Representational State Transfer (REST) is one of the main architectural models that web services use to communicate with each other. While it is not tied to HTTP, it is most often used on top of HTTP for various web APIs (e.g. Amazon S3, Stripe, Netflix, Zendesk, Greendizer). A very common pattern when writing REST APIs is the management of entities through the four operations of create, read, update, and delete (CRUD). For example, these entities could be buckets in Amazon S3, customers in Stripe, or tickets in Zendesk. The CRUD operations map very naturally to HTTP verbs (POST, GET, PUT, and DELETE, respectively), so you end up with an interface that is clean and easy to understand for developers integrating with your service.
One problem that inevitably arises because we are working in a distributed setting is how to deal with concurrency. What kind of semantics should be guaranteed for clients of the API who are concurrently operating on the same entities? Reads are innocuous here because they don't modify state; creates and deletes are not particularly worrisome either as they can only happen once each. This leaves us with just the update (i.e. conventional write) operation to think about. It's easy to see how two unsynchronized updates can clobber each other in ways that are undesirable, leading to the lost update problem. But remember that HTTP is stateless, so locking a resource is quite dangerous when the client who obtains the lock does not successfully issue another request to release it. If we can't lock, then how do we solve this problem? Enter optimistic concurrency control.

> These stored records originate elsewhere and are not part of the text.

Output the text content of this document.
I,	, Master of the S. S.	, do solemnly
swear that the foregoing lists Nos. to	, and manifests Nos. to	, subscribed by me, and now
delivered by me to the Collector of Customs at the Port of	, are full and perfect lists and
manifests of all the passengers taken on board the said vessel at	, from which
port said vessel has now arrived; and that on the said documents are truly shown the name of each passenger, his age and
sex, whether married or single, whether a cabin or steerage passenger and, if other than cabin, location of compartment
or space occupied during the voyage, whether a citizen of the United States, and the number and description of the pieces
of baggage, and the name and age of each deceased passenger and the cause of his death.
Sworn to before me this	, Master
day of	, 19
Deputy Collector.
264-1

Optimistic concurrency control is based on the assumption that in most cases there is not contention for a resource (hence the "optimistic"). It relies on versioning the entities in the system such that every time an update is made to an entity its version changes, e.g. a counter that increments on each update. When a client gets an entity, he is also given the current version information for that entity; if he then wishes to update the entity, he must provide the same version information that was received. Before performing the update, the server checks to make sure that the version provided by the client matches the version on the server (i.e. nobody else has performed an update) and only proceeds with the update if that is the case. These simple steps ensure that no updates are lost and that the system is robust to client failure; the performance is also good provided the resource is not highly contended.
HTTP has a built-in feature for this version information called the ETag header which is used for caching and conditional requests. When a client gets an entity from the server, the ETag header in the response will be populated with the version information. In practice, the version information is typically the result of applying a cryptographic hash function to either the data itself or some unique version identifier. If the client subsequently decides to update that entity, he should provide the version information in an If-Match header in the update request (a conditional PUT). This allows the server to do proper validation of the client's update as per the optimistic locking protocol and return the appropriate status code if the version no longer matches. If the client gets a response that indicates a version mismatch, he can simply get the entity again and perform the update as desired, the important point being that the other update is acknowledged.
The use of the ETag header for concurrency control is not necessary in all REST APIs, but it can be an easy way to relieve clients of worrying about complex synchronization themselves.